Five years later that 10% was making 500% – 600% more than I was in commissions and I was stupefied by the fact that I had put so much effort into being better than them but they somehow thwarted me.
They thwarted me by doing exactly what I had been told (time and time again) was the secret to becoming a successful broker. I knew what the right thing was; I just failed to actually do it. I was too busy writing the killer sales script to make 200 phone calls a day. I was too busy finding the best sales leads to make 200 phone calls a day. I was too busy researching which stocks to recommend to make 200 phone calls a day. I was too busy doing everything except what I should have been doing.
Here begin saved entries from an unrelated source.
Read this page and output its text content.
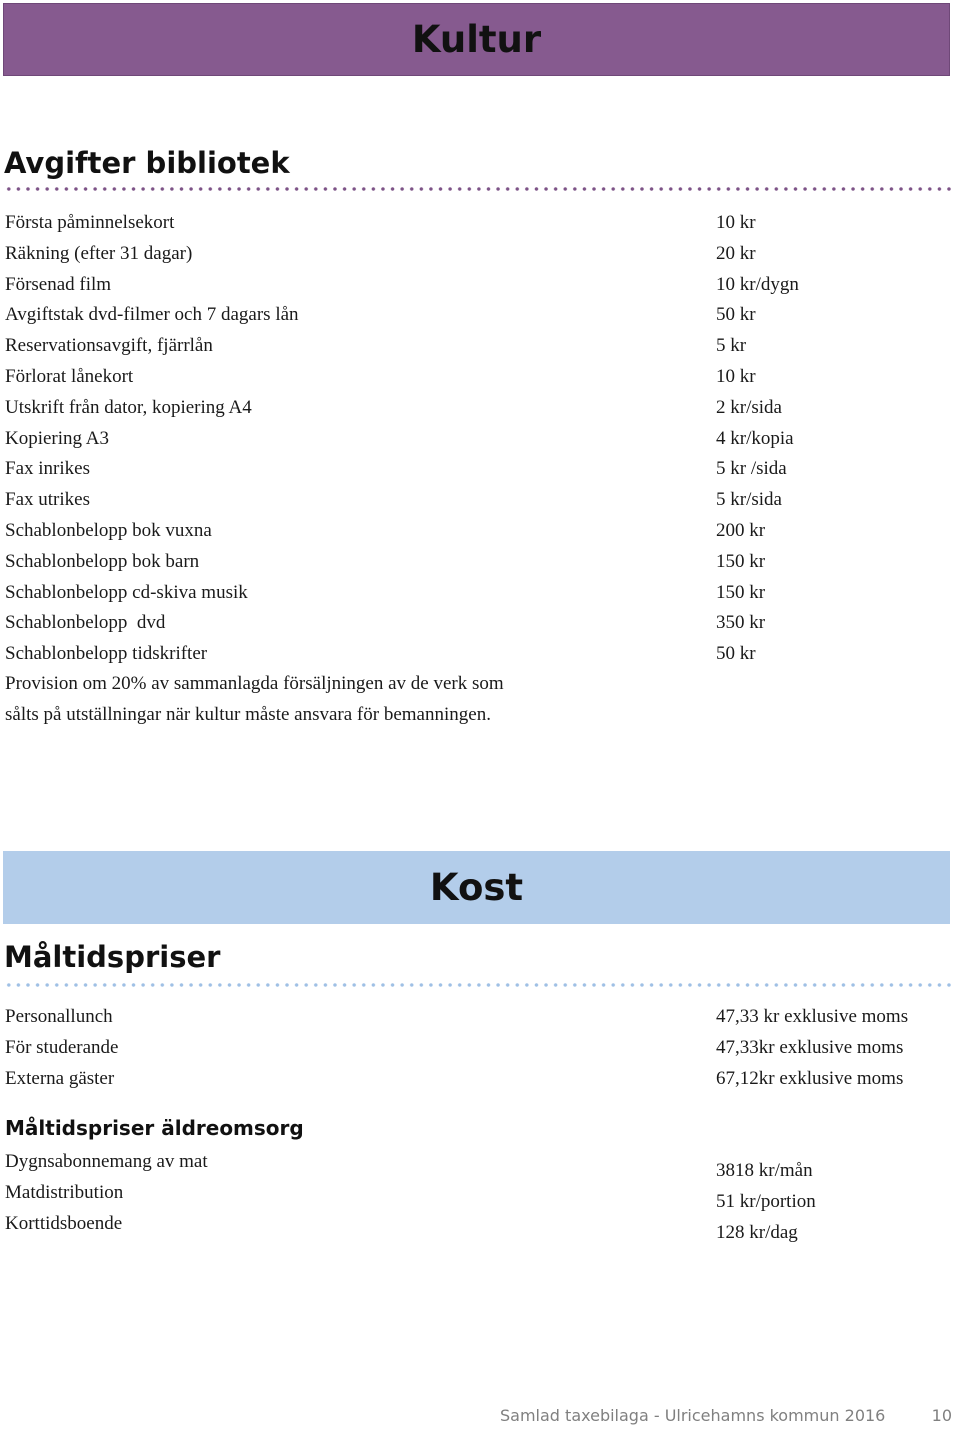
Kultur
Avgifter bibliotek
Första påminnelsekort
Räkning (efter 31 dagar)
Försenad film
Avgiftstak dvd-filmer och 7 dagars lån
Reservationsavgift, fjärrlån
Förlorat lånekort
Utskrift från dator, kopiering A4
Kopiering A3
Fax inrikes
Fax utrikes
Schablonbelopp bok vuxna
Schablonbelopp bok barn
Schablonbelopp cd-skiva musik
Schablonbelopp  dvd
Schablonbelopp tidskrifter
10 kr
20 kr
10 kr/dygn
50 kr
5 kr
10 kr
2 kr/sida
4 kr/kopia
5 kr /sida
5 kr/sida
200 kr
150 kr
150 kr
350 kr
50 kr
Provision om 20% av sammanlagda försäljningen av de verk som
sålts på utställningar när kultur måste ansvara för bemanningen.
Kost
Måltidspriser
Personallunch
För studerande
Externa gäster
47,33 kr exklusive moms
47,33kr exklusive moms
67,12kr exklusive moms
Måltidspriser äldreomsorg
Dygnsabonnemang av mat
Matdistribution
Korttidsboende
3818 kr/mån
51 kr/portion
128 kr/dag
Samlad taxebilaga - Ulricehamns kommun 2016	10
You see this on a lot of message boards where somebody will ask people to review their hand history and tell them if they correctly made their little trick move on the turn. Then the poster becomes hyper-defensive when everybody tells him how poorly he played pre-flop and on the flop. That guy is so caught up in playing tricky that he blames his poor results on not executing his fancy plays correctly while his real problem is he completely donks the fundamentals. He knows he should have mucked the hand pre-flop, he knows he made a loose call on the flop, but he’ll argue for pages and pages that he did those things because he’s a good enough player to get away with it. Of course, he’s on a micro-limits message board asking people to critique his play so that should be some sort of indication of how true that statement actually is.
So next time you’re looking to improve your game, instead of reaching for a new book; reach for an old book. In the vast majority of cases, your leak is going to be right there. If you just read one poker book in your entire life and mastered every concept in it, cover to cover, you would likely be one hell of a poker player.